I am Shÿ 

Posté dans : Personnages 1
[Interview] Luc Godonou Dossou, jeune parisien de la Courneuve a décidé de réaliser ses rêves à Lausanne. Avec son cousin David, il vient de lancer sa marque et d'ouvrir son club, relevant le défi de faire de l'ex "Play-Time" de la Borde - à la réputation tristement célèbre - un lieu trendy et convivial.

Qu’est ce que t’a apporté ton quartier, la Courneuve ? Je suis né à Paris et j’ai grandi dans le 9-3 dans la ville de la Courneuve. J’y ai trouvé mes meilleures amis et surtout un esprit de combat pour la réalisation de mes rêves. Je suis issu d’un milieu modeste et à la Courneuve, pour trouver les moyens de réaliser ses rêves, il fallait toujours combattre et j’y ai acquis cet esprit combatif. 

Peux-tu me décrire la philosophie de ta marque et à qui elle s’adresse ?

Le concept I am Shÿ allie la musique, la mode et le cinéma, tout ce qui nous passionne mon cousin et moi. C’est une marque trendy, urbaine et accessible au plus grand nombre.

Comment a germé l’idée ? 

Il y a cinq ans après un voyage à Tokyo. (les voyages sont une de ses passions) J’ai vu une ville qui bougeait énormément au niveau du fashion.
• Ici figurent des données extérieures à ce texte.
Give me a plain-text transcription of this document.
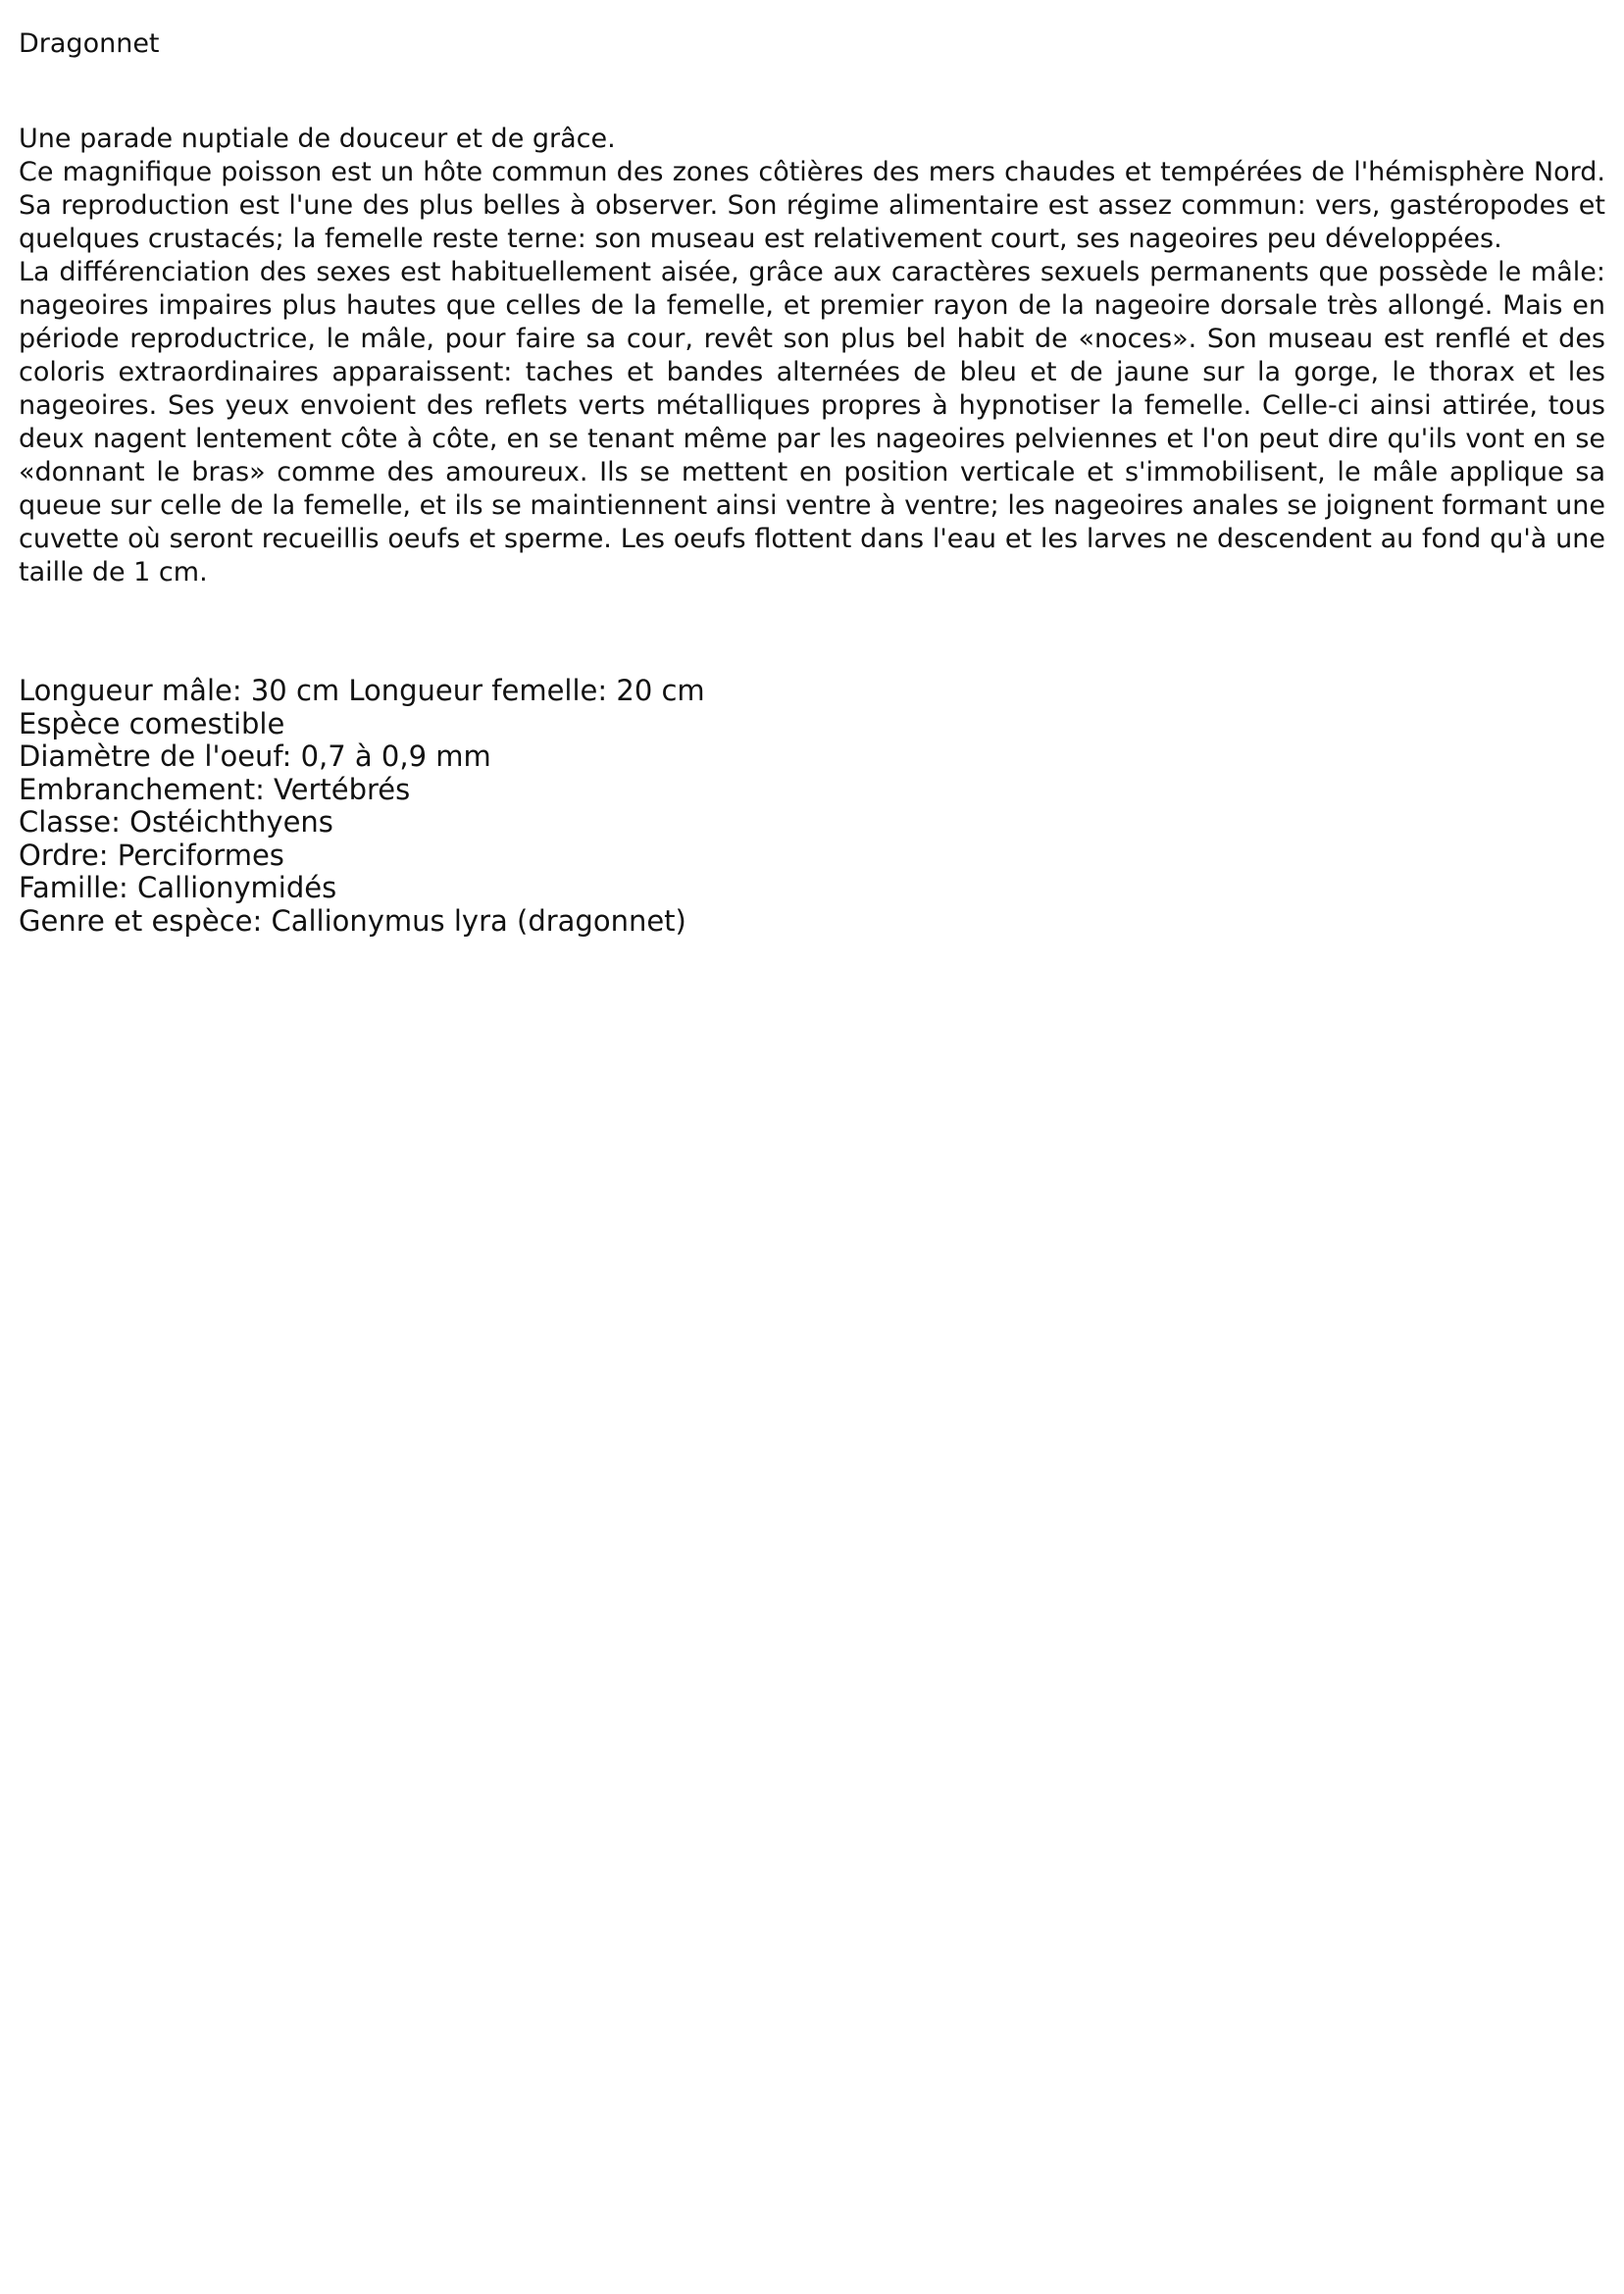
Dragonnet

Une parade nuptiale de douceur et de grâce.

Ce magnifique poisson est un hôte commun des zones côtières des mers chaudes et tempérées de l'hémisphère Nord. Sa reproduction est l'une des plus belles à observer. Son régime alimentaire est assez commun: vers, gastéropodes et quelques crustacés; la femelle reste terne: son museau est relativement court, ses nageoires peu développées.

La différenciation des sexes est habituellement aisée, grâce aux caractères sexuels permanents que possède le mâle: nageoires impaires plus hautes que celles de la femelle, et premier rayon de la nageoire dorsale très allongé. Mais en période reproductrice, le mâle, pour faire sa cour, revêt son plus bel habit de «noces». Son museau est renflé et des coloris extraordinaires apparaissent: taches et bandes alternées de bleu et de jaune sur la gorge, le thorax et les nageoires. Ses yeux envoient des reflets verts métalliques propres à hypnotiser la femelle. Celle-ci ainsi attirée, tous deux nagent lentement côte à côte, en se tenant même par les nageoires pelviennes et l'on peut dire qu'ils vont en se «donnant le bras» comme des amoureux. Ils se mettent en position verticale et s'immobilisent, le mâle applique sa queue sur celle de la femelle, et ils se maintiennent ainsi ventre à ventre; les nageoires anales se joignent formant une cuvette où seront recueillis oeufs et sperme. Les oeufs flottent dans l'eau et les larves ne descendent au fond qu'à une taille de 1 cm.

Longueur mâle: 30 cm Longueur femelle: 20 cm
Espèce comestible
Diamètre de l'oeuf: 0,7 à 0,9 mm
Embranchement: Vertébrés
Classe: Ostéichthyens
Ordre: Perciformes
Famille: Callionymidés
Genre et espèce: Callionymus lyra (dragonnet)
Je suis issu du milieu de la mode, ma mère était modéliste ce qui m’a donné énormément d’idées et puis j’ai pu mettre toutes ses idées en place avec mon cousin David. 

Comment avez-vous financé votre projet ? Vous aviez un business plan que vous avez présenté à des banques ? 

Au départ quand on a fait les deux premiers T-shirts, tout le monde aimait les designs alors avec David on s’est dit qu’on allait pousser le truc un peu plus fort en créant une collection. On est parti voir les banques. Elles nous disaient qu’il fallait trois ans d’existence pour pouvoir avoir un prêt et qu’il fallait venir avec les business plans. On les a fait… Les banques ne sont toujours pas venues. Finalement, on est allé voir les personnes qui croyaient le plus en nous. C’était la famille, l’entourage et les amis en fait. On a mis toutes les économies puis on a lancé le « bébé ». 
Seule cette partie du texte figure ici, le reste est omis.